Food and Human Identity: Psychosomatic Relevance of Cuisine

  February 08, 2021   Read time 2 min
Food and Human Identity: Psychosomatic Relevance of Cuisine
Many see food as something that helps us to overcome our sense of "hunger" and get the energy we need. But food or cuisine can be the source of one's social identity. This might seem strange, however, its strangeness does not render it impossible in general. Human being gives a identity to food and gets something out of that food to add to his own.

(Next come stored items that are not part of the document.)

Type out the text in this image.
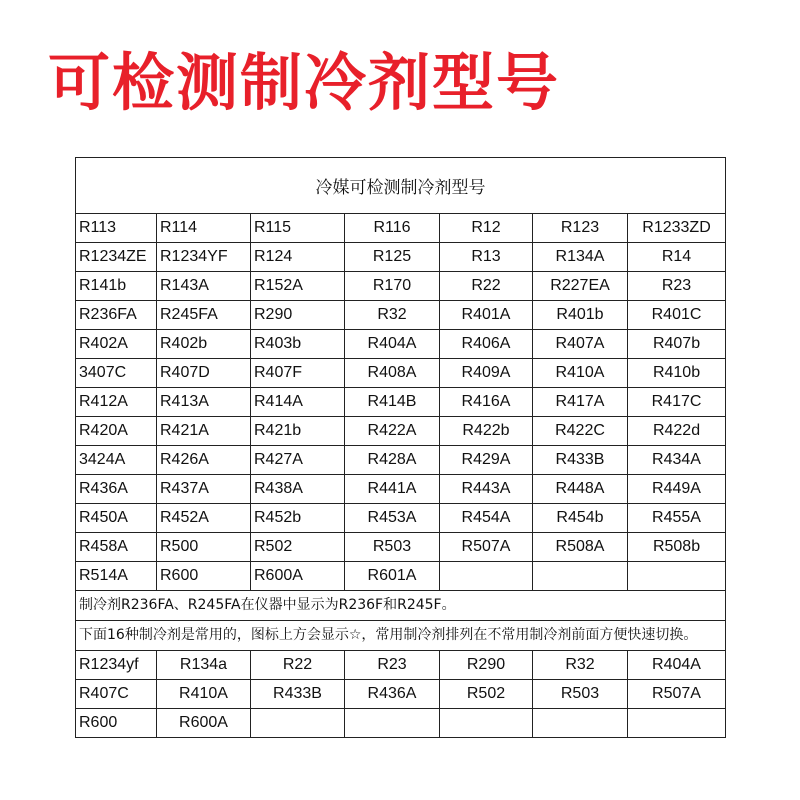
可检测制冷剂型号
冷媒可检测制冷剂型号						
R113	R114	R115	R116	R12	R123	R1233ZD
R1234ZE	R1234YF	R124	R125	R13	R134A	R14
R141b	R143A	R152A	R170	R22	R227EA	R23
R236FA	R245FA	R290	R32	R401A	R401b	R401C
R402A	R402b	R403b	R404A	R406A	R407A	R407b
3407C	R407D	R407F	R408A	R409A	R410A	R410b
R412A	R413A	R414A	R414B	R416A	R417A	R417C
R420A	R421A	R421b	R422A	R422b	R422C	R422d
3424A	R426A	R427A	R428A	R429A	R433B	R434A
R436A	R437A	R438A	R441A	R443A	R448A	R449A
R450A	R452A	R452b	R453A	R454A	R454b	R455A
R458A	R500	R502	R503	R507A	R508A	R508b
R514A	R600	R600A	R601A			
制冷剂R236FA、R245FA在仪器中显示为R236F和R245F。						
下面16种制冷剂是常用的，图标上方会显示☆，常用制冷剂排列在不常用制冷剂前面方便快速切换。						
R1234yf	R134a	R22	R23	R290	R32	R404A
R407C	R410A	R433B	R436A	R502	R503	R507A
R600	R600A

That we are what we eat explains why so many of us expend so much effort to control what we do—and do not—eat. From allergies to aversions, the dangers of the palate lurk behind the anticipated pleasures, and both preoccupy us precisely because food plays so central a role in constructions of the self. Thinking rather more like our premodern ancestors than the postmoderns that we often fancy ourselves to be, we alternate between the hope and the fear that we will somehow come to resemble what we eat. Apprehension of the unknown invariably colors the hope of bliss. Inescapably, fear of pain colors our expectations of delight. At the same time, as the saying "man is what he eats" reminds us, we do a lot with what we eat, and on all levels. Transformation, not addition, supplies a more appropriate model for what humans do with food, from digestion and defecation to symbolization, which is why food has so much to do with constructing our identities. Individually and collectively, though in a very complicated way, we are indeed what we eat. We are also how, where, when, and why we eat. Humans eat many different foods in different venues, on different occasions, and for different reasons. Our most fundamental physiological needs convey relatively little about our social selves. Fully as much as standard analytical variables such as work, education, ethnicity, or class, our delights tell us and others what we are. The pleasures that we practice offer signs to the ways in which we construct our selves and how we connect to the worlds around us. Pleasures loom all the larger in our readings of the social world because they limit fully as much as they liberate. More than any other single factor, this fundamental duality, and the ensuing ambiguity, transforms our pleasures into a privileged setting for the production of social identity. Put another way, our needs and constraints force us to think about our pleasures as one definition of well-being. Making and remaking social worlds with every bite we take, we eat what we are and to become what we’d like to be.